The book supposedly won the Man Booker prize for its language, which is clear and spare and—in the terms used by almost every reviewer, “unflinching.” What is innovative about this book, though, is not its language but its pacing. Rather than being plot driven, a rush of prose that carries us down a flowing river, it is more like a series of still photographs. Enright gives us a scene, one with the emotional tone of a grainy black-and-white picture. Her early scenes of the meeting of Veronica’s grandmother, Ada, and Lamb Nugent, are the paradigm for the rest of the novel: she describes them sitting silently in a room, giving us minute details about the pose of Ada’s hands and the clasp of her bracelet, the way her dress folds around her as she sits. You can feel the clock ticking in the stillness of the room. And then Enright moves on, not to another plot point (this is not a novel where something happens), but to another photograph, this time of the headrest of the front seat of Veronica’s Saab pitched forward over the steering wheel, or to the elastic straps of Ada’s corset, or to the garage in the back of Ada’s house where Lamb Nugent, now the landlord, works on his jalopies. We are shown grief as a slide show, with image after image clicking quietly down into the viewer as we sit in silence trying to make sense of it all.

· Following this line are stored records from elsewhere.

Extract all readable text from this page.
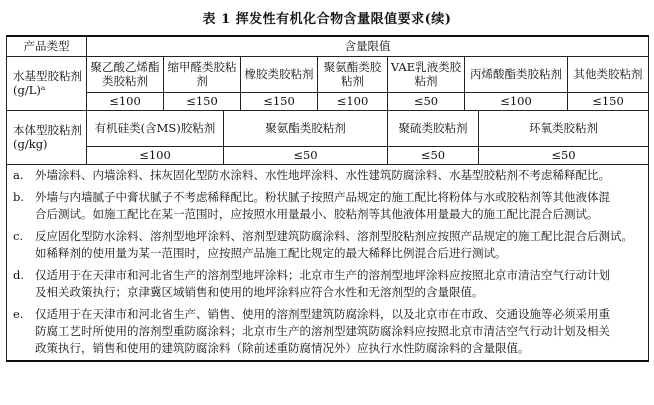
表 1 挥发性有机化合物含量限值要求(续)
产品类型	含量限值								
水基型胶粘剂 (g/L)ᵃ	聚乙酸乙烯酯类胶粘剂	缩甲醛类胶粘剂		橡胶类胶粘剂	聚氨酯类胶粘剂	VAE乳液类胶粘剂	丙烯酸酯类胶粘剂		其他类胶粘剂
	≤100	≤150		≤150	≤100	≤50	≤100		≤150
本体型胶粘剂 (g/kg)	有机硅类(含MS)胶粘剂		聚氨酯类胶粘剂			聚硫类胶粘剂		环氧类胶粘剂	
	≤100		≤50			≤50		≤50	
a. 外墙涂料、内墙涂料、抹灰固化型防水涂料、水性地坪涂料、水性建筑防腐涂料、水基型胶粘剂不考虑稀释配比。									
b. 外墙与内墙腻子中膏状腻子不考虑稀释配比。粉状腻子按照产品规定的施工配比将粉体与水或胶粘剂等其他液体混
合后测试。如施工配比在某一范围时，应按照水用量最小、胶粘剂等其他液体用量最大的施工配比混合后测试。									

c. 反应固化型防水涂料、溶剂型地坪涂料、溶剂型建筑防腐涂料、溶剂型胶粘剂应按照产品规定的施工配比混合后测试。
如稀释剂的使用量为某一范围时，应按照产品施工配比规定的最大稀释比例混合后进行测试。									

d. 仅适用于在天津市和河北省生产的溶剂型地坪涂料；北京市生产的溶剂型地坪涂料应按照北京市清洁空气行动计划
及相关政策执行；京津冀区域销售和使用的地坪涂料应符合水性和无溶剂型的含量限值。									

e. 仅适用于在天津市和河北省生产、销售、使用的溶剂型建筑防腐涂料，以及北京市在市政、交通设施等必须采用重
防腐工艺时所使用的溶剂型重防腐涂料；北京市生产的溶剂型建筑防腐涂料应按照北京市清洁空气行动计划及相关
政策执行，销售和使用的建筑防腐涂料（除前述重防腐情况外）应执行水性防腐涂料的含量限值。									
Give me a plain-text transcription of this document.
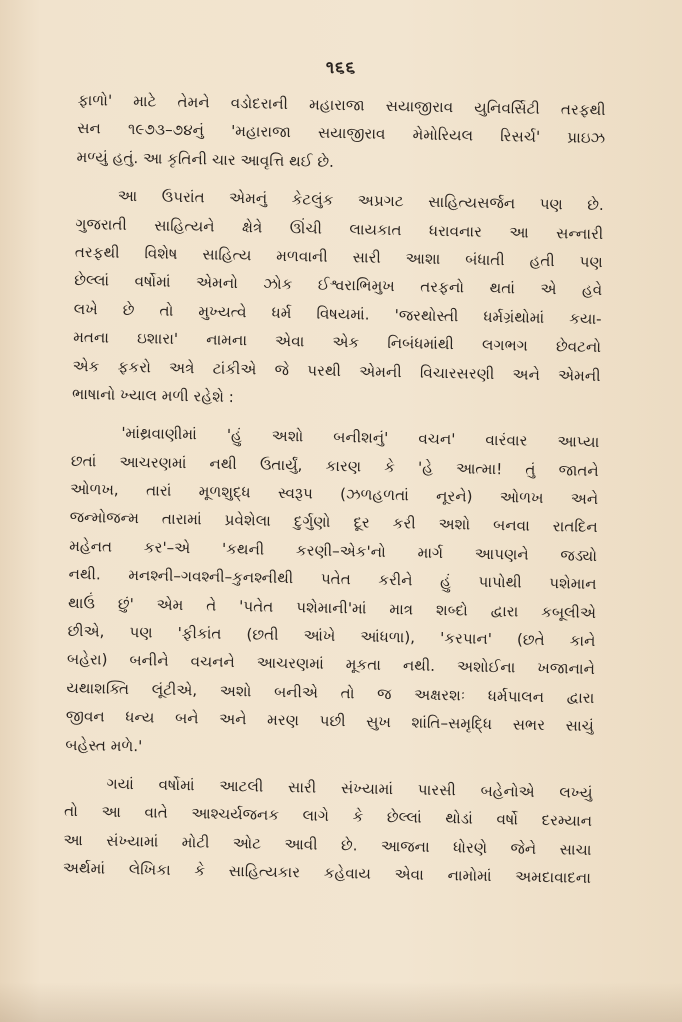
૧૬૬
ફાળો' માટે તેમને વડોદરાની મહારાજા સયાજીરાવ યુનિવર્સિટી તરફથી
સન ૧૯૭૩–૭૪નું 'મહારાજા સયાજીરાવ મેમોરિયલ રિસર્ચ' પ્રાઇઝ
મળ્યું હતું. આ કૃતિની ચાર આવૃત્તિ થઈ છે.
આ ઉપરાંત એમનું કેટલુંક અપ્રગટ સાહિત્યસર્જન પણ છે.
ગુજરાતી સાહિત્યને ક્ષેત્રે ઊંચી લાયકાત ધરાવનાર આ સન્નારી
તરફથી વિશેષ સાહિત્ય મળવાની સારી આશા બંધાતી હતી પણ
છેલ્લાં વર્ષોમાં એમનો ઝોક ઈશ્વરાભિમુખ તરફનો થતાં એ હવે
લખે છે તો મુખ્યત્વે ધર્મ વિષયમાં. 'જરથોસ્તી ધર્મગ્રંથોમાં કયા-
મતના ઇશારા' નામના એવા એક નિબંધમાંથી લગભગ છેવટનો
એક ફકરો અત્રે ટાંકીએ જે પરથી એમની વિચારસરણી અને એમની
ભાષાનો ખ્યાલ મળી રહેશે :
'માંથ્રવાણીમાં 'હું અશો બનીશનું' વચન' વારંવાર આપ્યા
છતાં આચરણમાં નથી ઉતાર્યું, કારણ કે 'હે આત્મા! તું જાતને
ઓળખ, તારાં મૂળશુદ્ધ સ્વરૂપ (ઝળહળતાં નૂરને) ઓળખ અને
જન્મોજન્મ તારામાં પ્રવેશેલા દુર્ગુણો દૂર કરી અશો બનવા રાતદિન
મહેનત કર'–એ 'કથની કરણી–એક'નો માર્ગ આપણને જડ્યો
નથી. મનશ્ની–ગવશ્ની–કુનશ્નીથી પતેત કરીને હું પાપોથી પશેમાન
થાઉં છું' એમ તે 'પતેત પશેમાની'માં માત્ર શબ્દો દ્વારા કબૂલીએ
છીએ, પણ 'ફીકાંત (છતી આંખે આંધળા), 'કરપાન' (છતે કાને
બહેરા) બનીને વચનને આચરણમાં મૂકતા નથી. અશોઈના ખજાનાને
યથાશક્તિ લૂંટીએ, અશો બનીએ તો જ અક્ષરશઃ ધર્મપાલન દ્વારા
જીવન ધન્ય બને અને મરણ પછી સુખ શાંતિ–સમૃદ્ધિ સભર સાચું
બહેસ્ત મળે.'
ગયાં વર્ષોમાં આટલી સારી સંખ્યામાં પારસી બહેનોએ લખ્યું
તો આ વાતે આશ્ચર્યજનક લાગે કે છેલ્લાં થોડાં વર્ષો દરમ્યાન
આ સંખ્યામાં મોટી ઓટ આવી છે. આજના ધોરણે જેને સાચા
અર્થમાં લેખિકા કે સાહિત્યકાર કહેવાય એવા નામોમાં અમદાવાદના
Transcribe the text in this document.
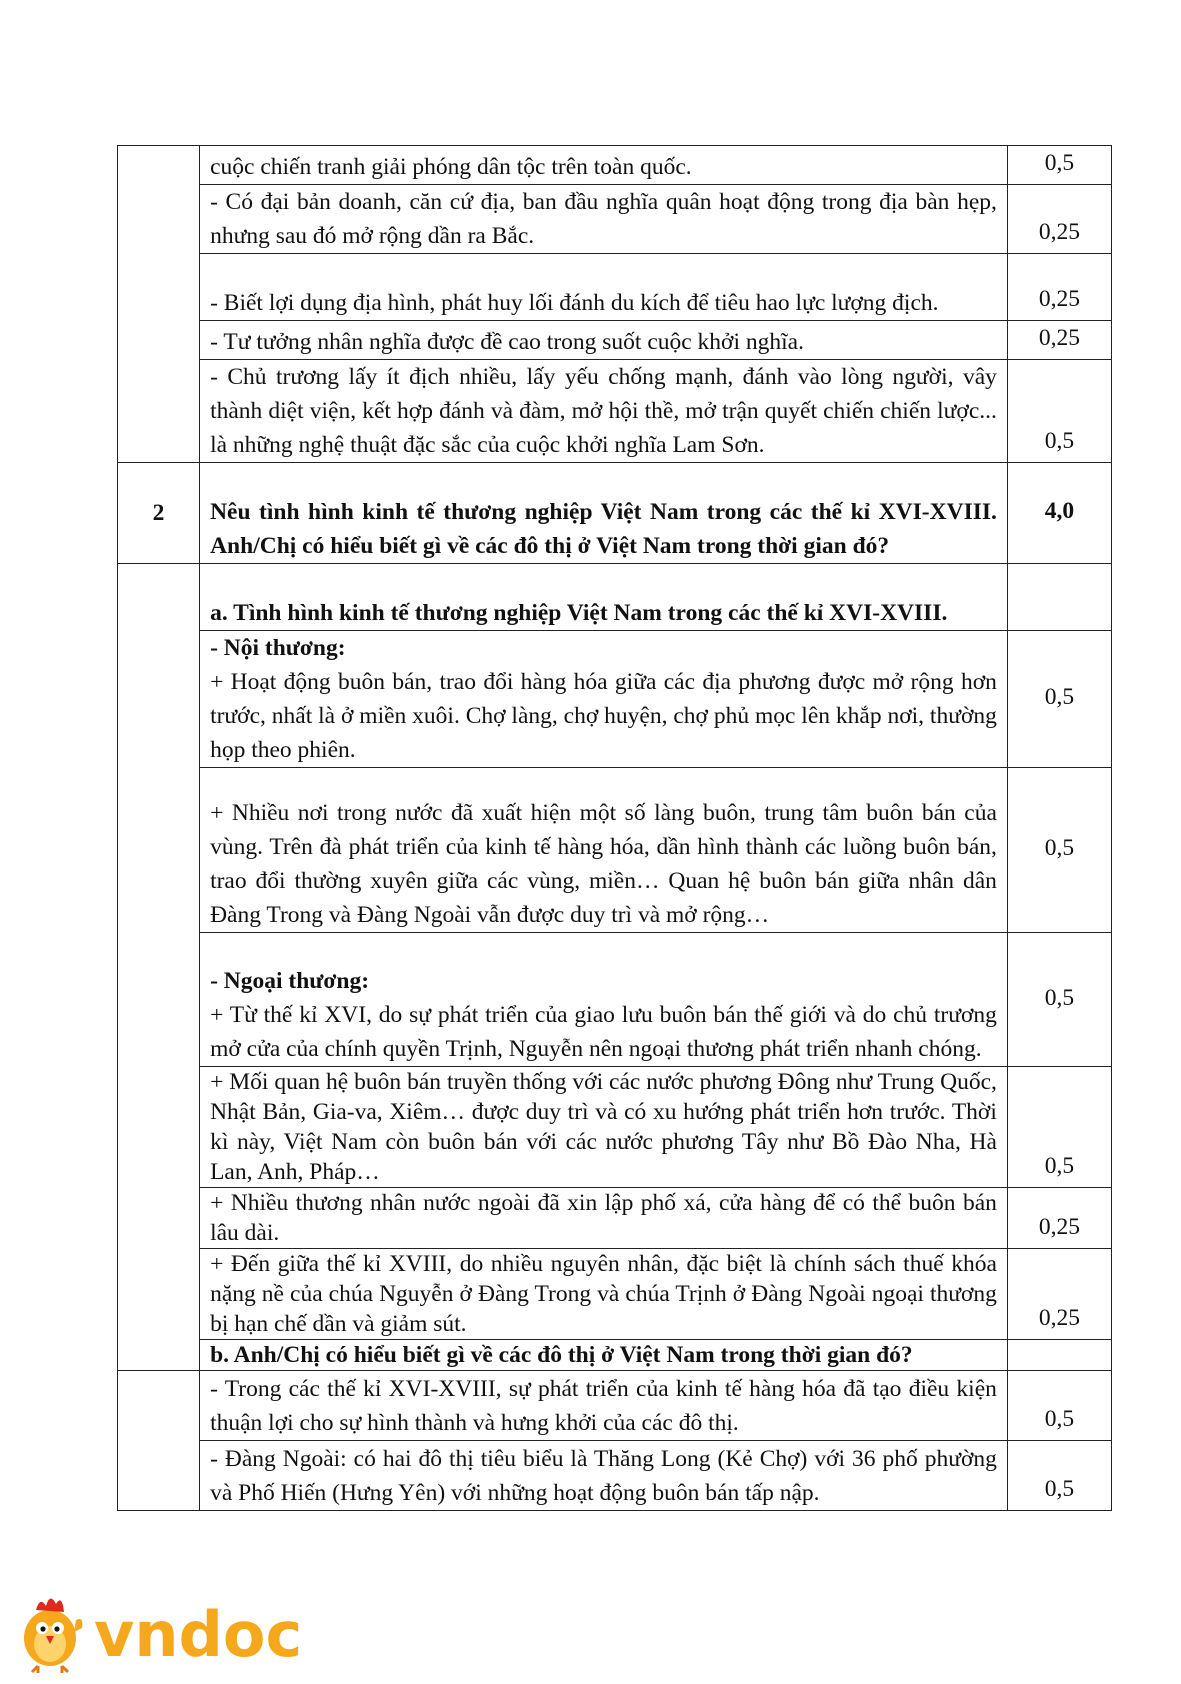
	cuộc chiến tranh giải phóng dân tộc trên toàn quốc.	0,5
	- Có đại bản doanh, căn cứ địa, ban đầu nghĩa quân hoạt động trong địa bàn hẹp, nhưng sau đó mở rộng dần ra Bắc.	0,25
	- Biết lợi dụng địa hình, phát huy lối đánh du kích để tiêu hao lực lượng địch.	0,25
	- Tư tưởng nhân nghĩa được đề cao trong suốt cuộc khởi nghĩa.	0,25
	- Chủ trương lấy ít địch nhiều, lấy yếu chống mạnh, đánh vào lòng người, vây thành diệt viện, kết hợp đánh và đàm, mở hội thề, mở trận quyết chiến chiến lược... là những nghệ thuật đặc sắc của cuộc khởi nghĩa Lam Sơn.	0,5
2	Nêu tình hình kinh tế thương nghiệp Việt Nam trong các thế kỉ XVI-XVIII. Anh/Chị có hiểu biết gì về các đô thị ở Việt Nam trong thời gian đó?	4,0
	a. Tình hình kinh tế thương nghiệp Việt Nam trong các thế kỉ XVI-XVIII.	

	- Nội thương:
+ Hoạt động buôn bán, trao đổi hàng hóa giữa các địa phương được mở rộng hơn trước, nhất là ở miền xuôi. Chợ làng, chợ huyện, chợ phủ mọc lên khắp nơi, thường họp theo phiên.	0,5
	+ Nhiều nơi trong nước đã xuất hiện một số làng buôn, trung tâm buôn bán của vùng. Trên đà phát triển của kinh tế hàng hóa, dần hình thành các luồng buôn bán, trao đổi thường xuyên giữa các vùng, miền… Quan hệ buôn bán giữa nhân dân Đàng Trong và Đàng Ngoài vẫn được duy trì và mở rộng…	0,5

	- Ngoại thương:
+ Từ thế kỉ XVI, do sự phát triển của giao lưu buôn bán thế giới và do chủ trương mở cửa của chính quyền Trịnh, Nguyễn nên ngoại thương phát triển nhanh chóng.	0,5
	+ Mối quan hệ buôn bán truyền thống với các nước phương Đông như Trung Quốc, Nhật Bản, Gia-va, Xiêm… được duy trì và có xu hướng phát triển hơn trước. Thời kì này, Việt Nam còn buôn bán với các nước phương Tây như Bồ Đào Nha, Hà Lan, Anh, Pháp…	0,5
	+ Nhiều thương nhân nước ngoài đã xin lập phố xá, cửa hàng để có thể buôn bán lâu dài.	0,25
	+ Đến giữa thế kỉ XVIII, do nhiều nguyên nhân, đặc biệt là chính sách thuế khóa nặng nề của chúa Nguyễn ở Đàng Trong và chúa Trịnh ở Đàng Ngoài ngoại thương bị hạn chế dần và giảm sút.	0,25
	b. Anh/Chị có hiểu biết gì về các đô thị ở Việt Nam trong thời gian đó?	
	- Trong các thế kỉ XVI-XVIII, sự phát triển của kinh tế hàng hóa đã tạo điều kiện thuận lợi cho sự hình thành và hưng khởi của các đô thị.	0,5
	- Đàng Ngoài: có hai đô thị tiêu biểu là Thăng Long (Kẻ Chợ) với 36 phố phường và Phố Hiến (Hưng Yên) với những hoạt động buôn bán tấp nập.	0,5
vndoc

The shocking revelation in the middle of the book, the one that is supposed to make Liam’s suicide legible, is not so shocking in this day and age. In one flash of light, we see Liam being “interfered with,” as Enright puts it in her Irish brogue, by Lamb Nugent. It’s hardly giving away the crucial point to reveal this in a review, since the idea of child sexual abuse is by now so hackneyed in film and literature to be immediately transparent the moment a “shocking revelation” is hinted at. Veronica tells us that this recaptured memory makes Liam’s life and death all make sense, but for us, it never does—how Liam dealt with what happened, what sense he made of it, and how it shaped his life’s course never come clear. The scene where Veronica sees the abuse marred the book for me, creating a cheap emotional out that both spoiled the gravity of the book and dishonored the true emotional intensity of what happens to children who are damaged in this way.
In the end, The Gathering was a beautiful portrait of grief and its movement through both the soul and the family. I was left, though, wondering why it was Booker-worthy. With its terrible Angela’s Ashes sort of cliches about Irish life, and the ultimate cliche of child sexual abuse, it seemed to rely on gimmicks to hold up the insupportable weight of its sadness.